A flat line extending through an ECG pattern i
isoelectric line.
A flat line within the ECG pattern, such as from the bottom of the P-wave to the Q-point
What are the automaticity Rate for the SA Node, AV Node, and the Purkinje Fibres??
Automaticity Rates
SA Node: 60-100 bpm
AV Node: 40-60 bpm Purkinje Fibres: 20-40 bpm
ectopic impulse.
an impulse that originates from a source outside of the normal cardiac conduction system.
What causes a premature beat?
When cardiac tissue damage occurs, i.e. ischemia/necrosis, the damaged tissues do not conduct the nervous impulse as quickly; it serves as a “conduction block.” Because of this delayed conduction, cardiac tissues adjacent to the block, that have already contracted, may repolarize out of their refractory period back to their excitable state.
How do you asses a cardiac ECG Rhythm? (9 steps)
1) Evaluate atrial and ventricular rhythms. (Regular or irregular?)
2) Determine the atrial and ventricular rates.
3) Assess the presence and configuration of P waves.
4) Calculate the duration of the PR interval.
5) Calculate the QRS duration.
6) Calculate the QT interval.
7) Assess for ST interval or T wave changes.
8) Interpret the rhythm. (i.e. atrial fib?)
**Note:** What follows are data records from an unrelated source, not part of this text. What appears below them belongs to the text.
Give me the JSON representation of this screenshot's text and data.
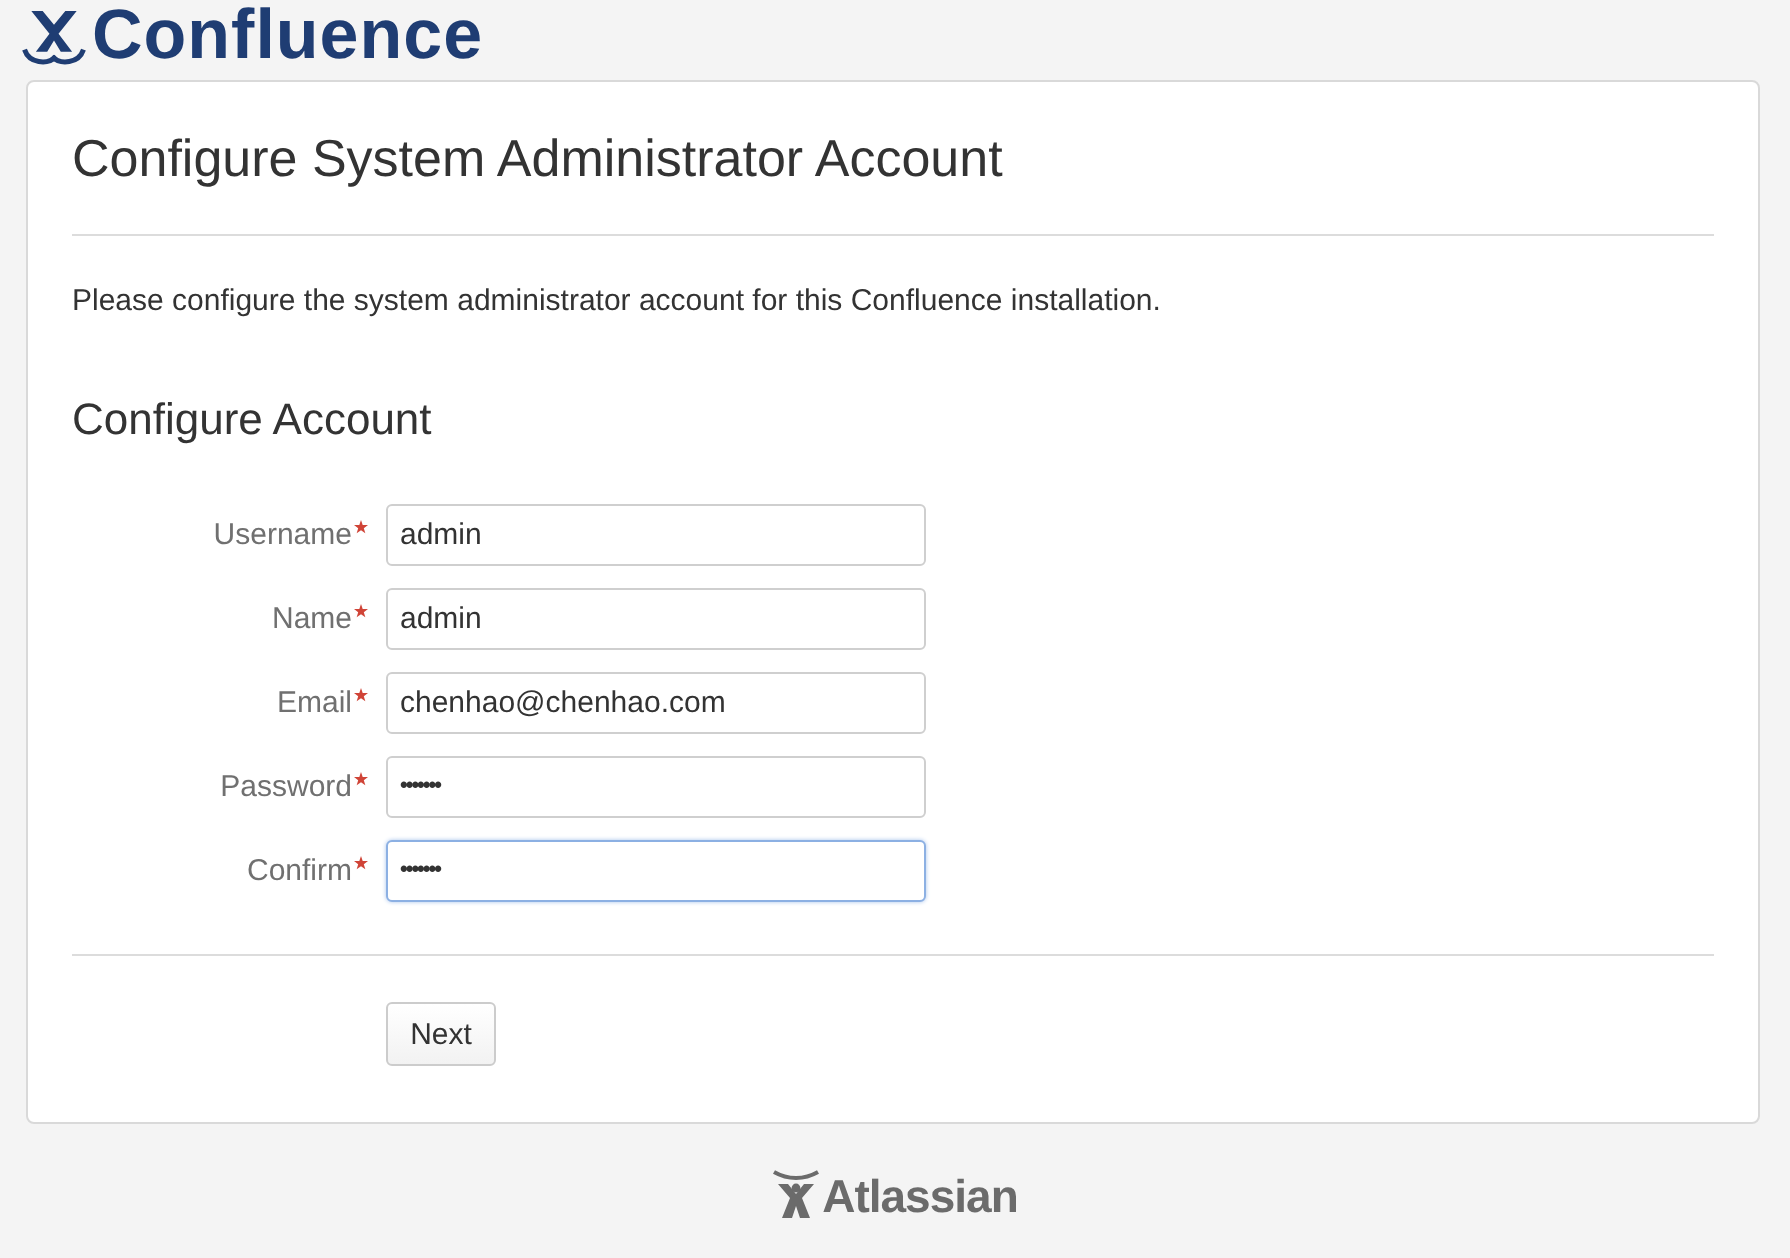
{
  "header": {
    "logo_text": "Confluence"
  },
  "panel": {
    "title": "Configure System Administrator Account",
    "description": "Please configure the system administrator account for this Confluence installation.",
    "section_title": "Configure Account",
    "fields": [
      {
        "label": "Username",
        "required": true,
        "kind": "text",
        "value": "admin",
        "focused": false
      },
      {
        "label": "Name",
        "required": true,
        "kind": "text",
        "value": "admin",
        "focused": false
      },
      {
        "label": "Email",
        "required": true,
        "kind": "text",
        "value": "chenhao@chenhao.com",
        "focused": false
      },
      {
        "label": "Password",
        "required": true,
        "kind": "password",
        "value": "•••••••",
        "focused": false
      },
      {
        "label": "Confirm",
        "required": true,
        "kind": "password",
        "value": "•••••••",
        "focused": true
      }
    ],
    "buttons": [
      {
        "label": "Next"
      }
    ]
  },
  "footer": {
    "logo_text": "Atlassian"
  }
}
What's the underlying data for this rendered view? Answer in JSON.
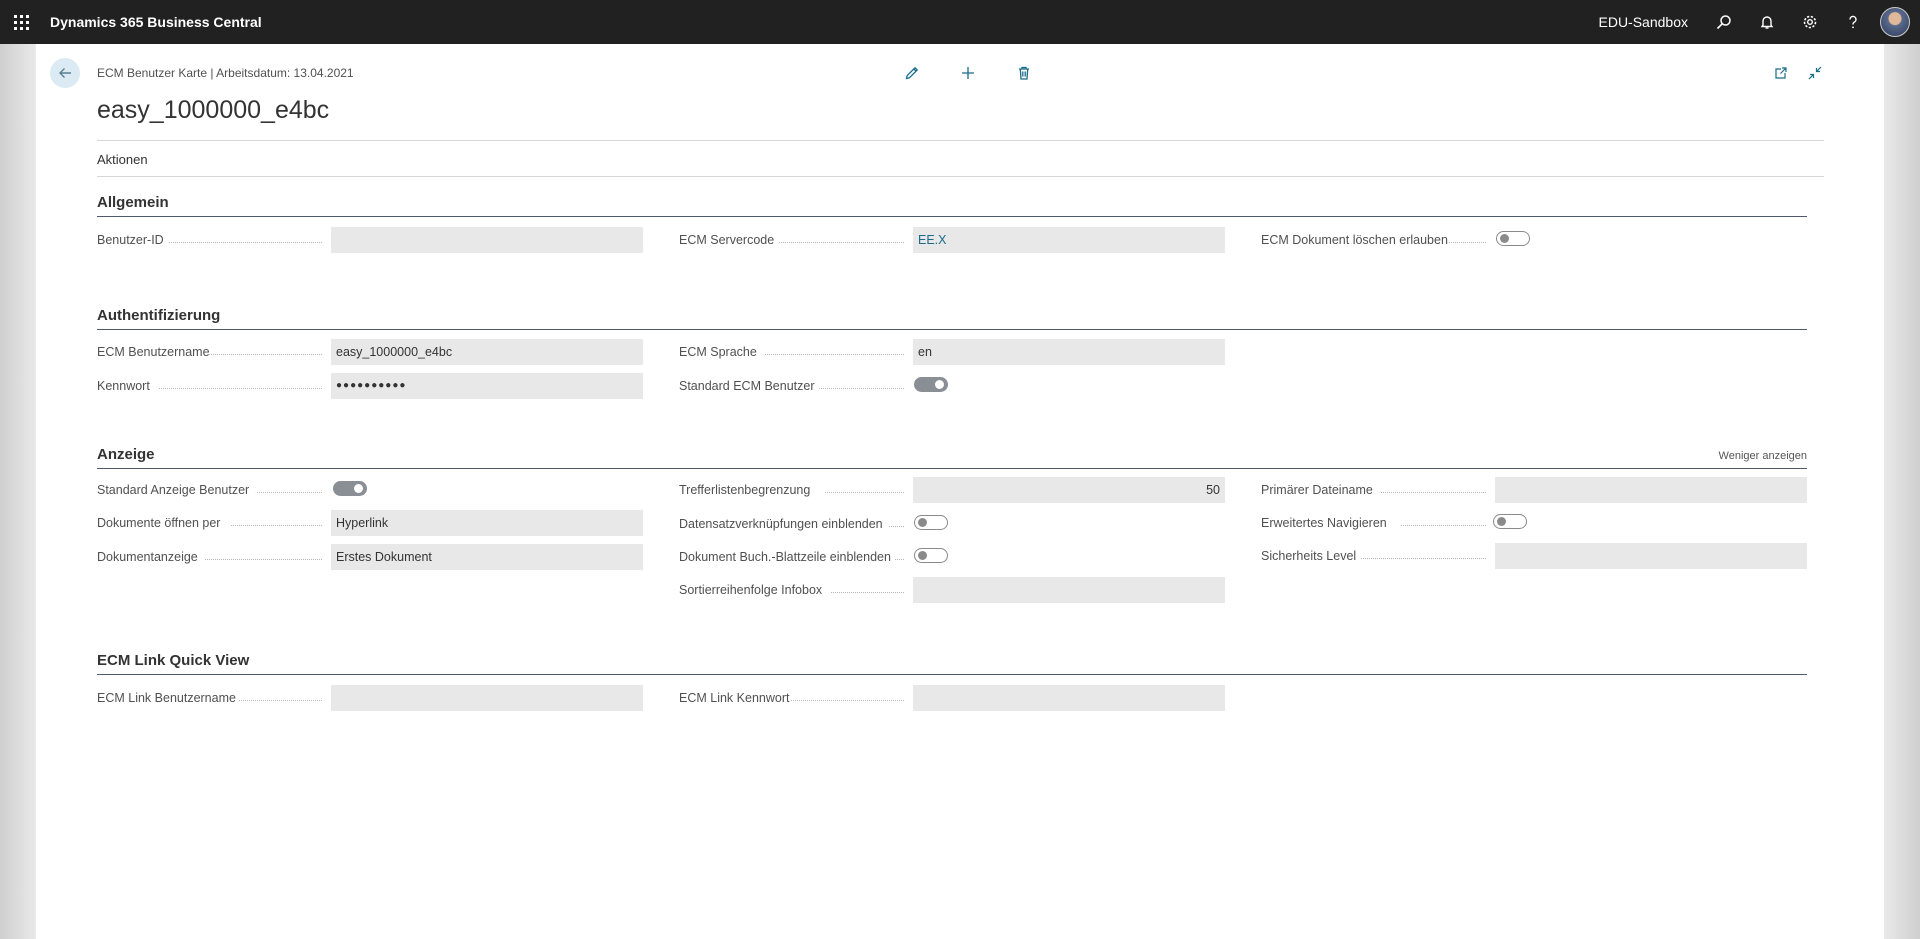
{
  "app": {
    "title": "Dynamics 365 Business Central",
    "environment": "EDU-Sandbox"
  },
  "icons": {
    "waffle": "app-launcher-icon",
    "search": "search-icon",
    "bell": "notification-bell-icon",
    "gear": "settings-gear-icon",
    "help": "help-question-icon",
    "back": "back-arrow-icon",
    "edit": "pencil-edit-icon",
    "new": "plus-new-icon",
    "delete": "trash-delete-icon",
    "open_new": "open-in-new-window-icon",
    "collapse": "collapse-arrows-icon"
  },
  "header": {
    "breadcrumb": "ECM Benutzer Karte | Arbeitsdatum: 13.04.2021",
    "record_title": "easy_1000000_e4bc",
    "menu": {
      "actions": "Aktionen"
    }
  },
  "sections": {
    "allgemein": {
      "title": "Allgemein",
      "benutzer_id": {
        "label": "Benutzer-ID",
        "value": ""
      },
      "ecm_servercode": {
        "label": "ECM Servercode",
        "value": "EE.X"
      },
      "ecm_dok_loeschen": {
        "label": "ECM Dokument löschen erlauben",
        "on": false
      }
    },
    "authentifizierung": {
      "title": "Authentifizierung",
      "ecm_benutzername": {
        "label": "ECM Benutzername",
        "value": "easy_1000000_e4bc"
      },
      "kennwort": {
        "label": "Kennwort",
        "value": "●●●●●●●●●●"
      },
      "ecm_sprache": {
        "label": "ECM Sprache",
        "value": "en"
      },
      "standard_ecm_benutzer": {
        "label": "Standard ECM Benutzer",
        "on": true
      }
    },
    "anzeige": {
      "title": "Anzeige",
      "show_less": "Weniger anzeigen",
      "standard_anzeige_benutzer": {
        "label": "Standard Anzeige Benutzer",
        "on": true
      },
      "dokumente_oeffnen_per": {
        "label": "Dokumente öffnen per",
        "value": "Hyperlink"
      },
      "dokumentanzeige": {
        "label": "Dokumentanzeige",
        "value": "Erstes Dokument"
      },
      "trefferlistenbegrenzung": {
        "label": "Trefferlistenbegrenzung",
        "value": "50"
      },
      "datensatzverknuepfungen": {
        "label": "Datensatzverknüpfungen einblenden",
        "on": false
      },
      "dok_buch_blattzeile": {
        "label": "Dokument Buch.-Blattzeile einblenden",
        "on": false
      },
      "sortierreihenfolge": {
        "label": "Sortierreihenfolge Infobox",
        "value": ""
      },
      "primaerer_dateiname": {
        "label": "Primärer Dateiname",
        "value": ""
      },
      "erweitertes_navigieren": {
        "label": "Erweitertes Navigieren",
        "on": false
      },
      "sicherheits_level": {
        "label": "Sicherheits Level",
        "value": ""
      }
    },
    "quickview": {
      "title": "ECM Link Quick View",
      "link_benutzername": {
        "label": "ECM Link Benutzername",
        "value": ""
      },
      "link_kennwort": {
        "label": "ECM Link Kennwort",
        "value": ""
      }
    }
  },
  "colors": {
    "topbar": "#212121",
    "accent": "#1a6a8a",
    "field_bg": "#e8e8e8",
    "section_rule": "#4e5a6b"
  }
}
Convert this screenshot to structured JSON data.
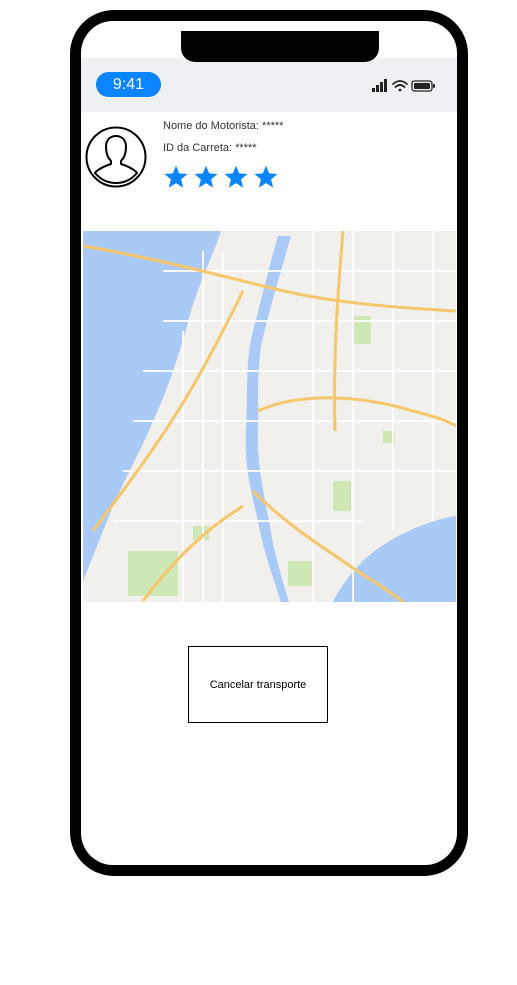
{
  "status_bar": {
    "time": "9:41",
    "icons": [
      "signal-icon",
      "wifi-icon",
      "battery-icon"
    ],
    "time_pill_color": "#0a84ff"
  },
  "driver": {
    "name_label": "Nome do Motorista: *****",
    "trailer_label": "ID da Carreta: *****",
    "rating": 4,
    "rating_max": 4,
    "star_color": "#0a84ff",
    "avatar_icon": "user-silhouette-icon"
  },
  "map": {
    "icon": "city-map"
  },
  "actions": {
    "cancel_label": "Cancelar transporte"
  }
}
9) Determine the clinical significance. (Is the client stable or unstable?)
10)
Determine course of treatment.
4 noninvasive ways to assess cardiac rhythms?
1) Holter monitering.
2) Event recorder monitoring.
3) Exercise treadmill (stress-) testing.
4) Signal averaged ECGs.
Electrophysiology (EPS) testing
invasive means of assessing cardiac rhythms, and involves the insertion of multiple catheters to the right side of the heart via the femoral vein. Performing this procedure can cause serious dysrhythmias
Sinus Bradycardia or Absolute Bradycardia
when the SA node fires at a rate of less than 60 beats per minutes
relative bradycardia
When the client is experiencing a HR that is less than their norm and is causing symptoms, and can be more than 60 bpm
what are the symptoms of bradycardia?
pale, cool skin, hypotension, angina, dizziness or syncope, confusion or disorientation, and
shortness of breath.
How do you treat Sinus bradycardia?
- anticholinergic medications.
- Atropine is used as first-line pharmacotherapy for bradycardia
- Pacemaker may be require
Sinus Tachycardia
- rate (>100bpm)
- can be absolute or relative as well.
- can occurs by either
(1) parasympathetic (vagus) nerve inhibition or
(2) sympathetic nervous system excitation.
Symptoms of Sinus Tachycardia
dizziness, dyspnea, and hypotension. The increased oxygen demands of the heart may cause angina.
How to treat Sinus Tachycardia
- If the cause is hypovolemia, fluid administration may suffice to correct the HR. If the cause is pain, analgesics can correct the rate.
- Beta-blockers may be used to slow the HR if the cause is identified as excessive SNS stimulation or consumption of exogenous stimulants (epi/norepi).
- Adenosine is used to correct tachycardia. It is an antiarrhythmic agent that works like a “chemical defibrillation.” It causes the heart to momentarily “stall-out,” in hopes that, when it re-engages, the rhythm will correct itself.
How does premature atrial contraction occur?
Occurs when an ectopic current originates in atrial tissues other than the SA node.
What can cause Premature atrial contractions?
from emotional stress, fatigue, or the use of drugs such as caffeine, alcohol, and nicotine. A PAC can also occur from hypoxia, electrolyte imbalances, and disease states such as hyperthyroidism, COPD, and CAD.
Paroxysmal Supraventricular Tachycardia
dysrhythmia originating from an ectopic focus between the AV node and the bundle of HIS. It occurs because of electrical re-entry of current into already contracted tissues after the absolute refractory period has passes.
How to diagnose Paroxysmal Supraventricular Tachycardia
HR must be 100-300 bpm. On the ECG, the P wave will often be absent as it is masked by the preceding T wave.